In 2018, the Montana Supreme Court struck down the scholarship program as violating the state constitution. Like many other states, Montana has a so-called “Blaine Amendment” to its constitution that forbids any public funds from going to religious schools. Espinoza’s challenge to that ruling (Espinoza v. Montana) was argued this week before the U.S. Supreme Court.

Sadly, not only are most of the groups that purport to represent the interests of the Jewish community not weighing in on behalf of Espinoza and others who are challenging “Blaine” laws around the country, some are supporting Montana’s efforts or staying silent.

As a small religious minority, Jews rightly feared the influence of religion in the public square. As a result, most Jewish groups are fierce supporters of the highest possible wall of separation between religion and state.

It might have been reasonable in the past to think that any state support for religious institutions was a threat to the Jewish community. But that is no longer the case.
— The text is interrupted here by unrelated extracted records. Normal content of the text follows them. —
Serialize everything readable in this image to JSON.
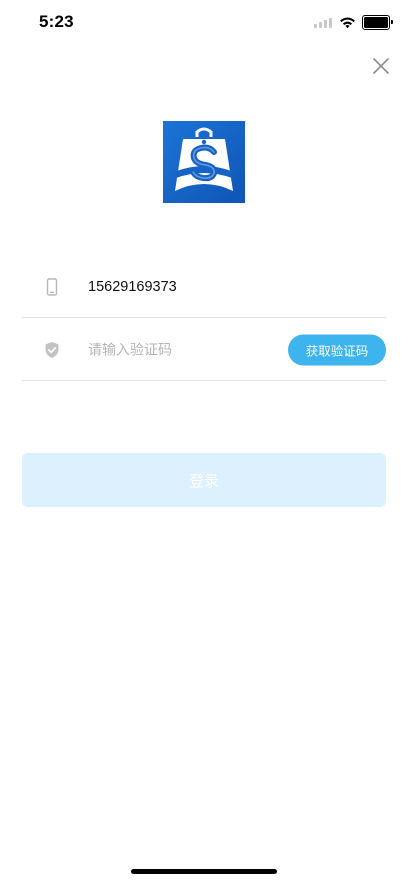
{
  "status_bar": {
    "time": "5:23",
    "icons": [
      "cellular-signal-icon",
      "wifi-icon",
      "battery-icon"
    ]
  },
  "header": {
    "close_icon": "close-icon"
  },
  "logo": {
    "icon": "app-logo-shopping-bag-s-icon",
    "colors": {
      "background": "#1663c6",
      "foreground": "#ffffff"
    }
  },
  "form": {
    "phone": {
      "icon": "mobile-phone-icon",
      "value": "15629169373"
    },
    "code": {
      "icon": "shield-check-icon",
      "placeholder": "请输入验证码",
      "value": "",
      "get_code_label": "获取验证码"
    }
  },
  "login": {
    "label": "登录"
  },
  "colors": {
    "accent": "#3db4ed",
    "login_disabled": "#dcf0fd",
    "divider": "#e3e3e3",
    "placeholder": "#b5b5b5"
  }
}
To the contrary, those who recognize that Jewish religious schools are essential to the future of the community understand that scholarship plans such as the one struck down in Montana (but which has been a godsend to families in states like Pennsylvania, where it continues to help families that send their kids to private and religious schools) should be defended.

The notion that states should discriminate against religious schools and deny them services that are provided to other students or even the most indirect benefits, such as those provided by tax-credit tuition legislation, does nothing to defend religious minorities. Nor does it forestall a hypothetical threat of oppression by those who would entangle faith with government institutions.
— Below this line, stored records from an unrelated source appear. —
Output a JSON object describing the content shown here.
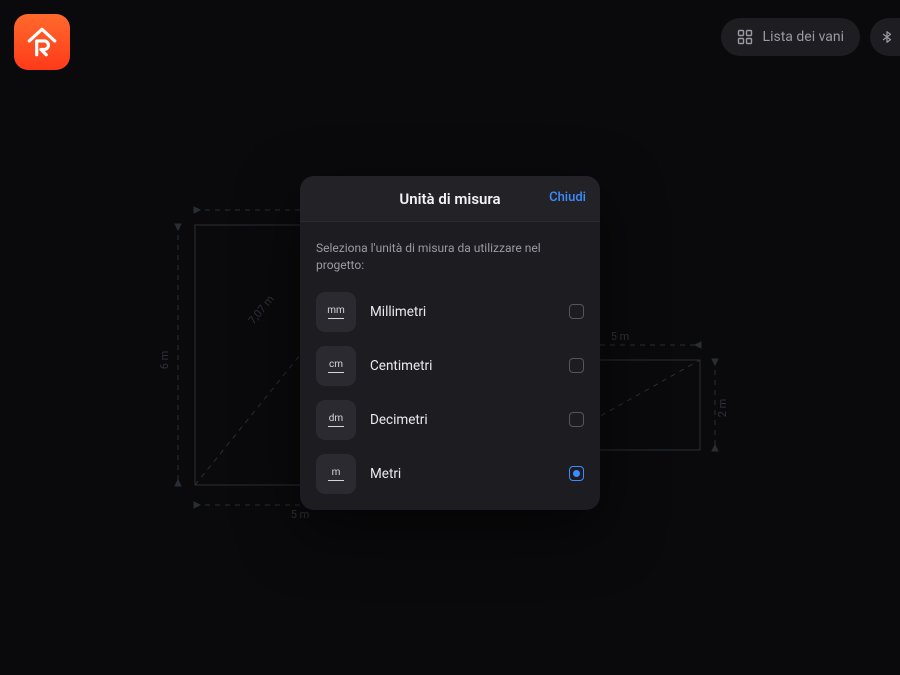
{
  "topbar": {
    "rooms_button": "Lista dei vani"
  },
  "modal": {
    "title": "Unità di misura",
    "close": "Chiudi",
    "hint": "Seleziona l'unità di misura da utilizzare nel progetto:",
    "options": [
      {
        "abbr": "mm",
        "label": "Millimetri",
        "selected": false
      },
      {
        "abbr": "cm",
        "label": "Centimetri",
        "selected": false
      },
      {
        "abbr": "dm",
        "label": "Decimetri",
        "selected": false
      },
      {
        "abbr": "m",
        "label": "Metri",
        "selected": true
      }
    ]
  },
  "plan": {
    "room1": {
      "width_label": "5 m",
      "height_label": "6 m",
      "diag_label": "7,07 m"
    },
    "room2": {
      "width_label": "5 m",
      "height_label": "2 m"
    }
  }
}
That’s especially true when you realize the reason why “Blaine” laws were passed in the 19th century. They were named after James G. Blaine, a Republican politician and their chief advocate, who lost the 1884 presidential election. These amendments were part of a surge in anti-Catholic prejudice in that era led by Protestant bigots like Blaine, who hated both Catholicism, and the Irish and Italian immigrants who practiced it.
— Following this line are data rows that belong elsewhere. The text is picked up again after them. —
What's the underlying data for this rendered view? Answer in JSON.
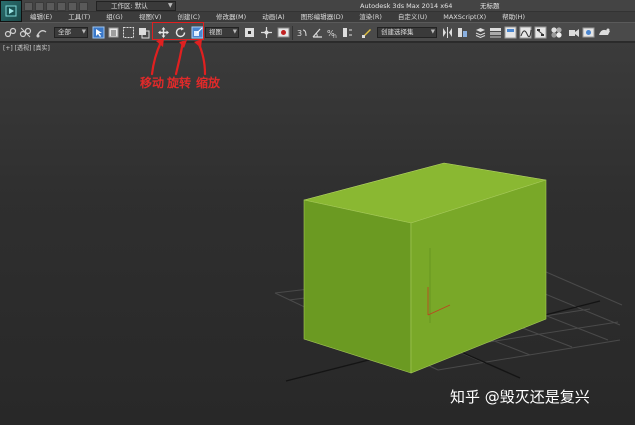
{
  "titlebar": {
    "workspace_label": "工作区: 默认",
    "app_title": "Autodesk 3ds Max  2014 x64",
    "doc_title": "无标题"
  },
  "menu": {
    "items": [
      "编辑(E)",
      "工具(T)",
      "组(G)",
      "视图(V)",
      "创建(C)",
      "修改器(M)",
      "动画(A)",
      "图形编辑器(D)",
      "渲染(R)",
      "自定义(U)",
      "MAXScript(X)",
      "帮助(H)"
    ]
  },
  "toolbar": {
    "selection_filter": "全部",
    "reference_coord": "视图",
    "named_selection": "创建选择集"
  },
  "viewport": {
    "label": "[+] [透视] [真实]"
  },
  "annotations": {
    "move": "移动",
    "rotate": "旋转",
    "scale": "缩放"
  },
  "watermark": "知乎 @毁灭还是复兴",
  "colors": {
    "box_front": "#6b9a22",
    "box_top": "#8ab832",
    "box_side": "#79a828",
    "annotation": "#e02020"
  }
}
Up until that era, religious classes were a standard part of American public education. Blaine and his followers, however, wanted to stamp out Catholic schools, and therefore put in place measures that denied them funds that were routinely given to institutions that promulgated the practices associated with the Protestant faith.

In the 21st century, such enmities are largely forgotten. And thanks to other Supreme Court rulings, efforts to force Jewish children to recite Christian prayers in school are likewise a distant memory.

But the fears of the past are still motivating many Jews to adopt a mindset that sees private religious schools—whether they are Jewish, Catholic or evangelical—as a threat to public education or church-state separation. Extreme separationism, such as the effort to oppose even the indirect aid that tuition tax credits give to faith-based schools, ignores the plight of poor or minority students. They are often trapped in failing public schools since their parents don’t have the money to send them to private and religious schools that can give them a better chance to succeed. Unfortunately, the political influence of teachers’ unions—and their wish to preserve public education as a government monopoly—have worked against education reform for decades.

It also fails to take into account the interests of society in supporting educational institutions that help religious minorities thrive, such as Jewish day schools.

Yet outside Agudath Israel, which represents the interests of ultra-Orthodox Jews, Jewish groups aren’t rallying to the support of Espinoza, or efforts to preserve and expand similar laws in other states where they have helped both Jewish and non-Jewish families afford private education costs.

While other national Jewish groups are either silent or supporting efforts to undermine school choice, the Montana Association of Rabbis is also opposing efforts to help private schools in their state. The reason is that their community is too small to support a day school, so they consider a measure that might help adherents of other faiths a form of discrimination against them. While it is unfortunate that Jews can’t support their own schools in that state, that’s not a good reason to take scholarships away from Karen Espinosa’s kids.

The Jewish community needs to transcend its fears of any conjoining of faith and government, and get behind school choice programs that help families and promote quality education. The time is long past for the courts to treat “Blaine amendments” as relics of a past that America has long since transcended. Prejudice against private and religious education hurts children while doing nothing to preserve anyone’s constitutional rights.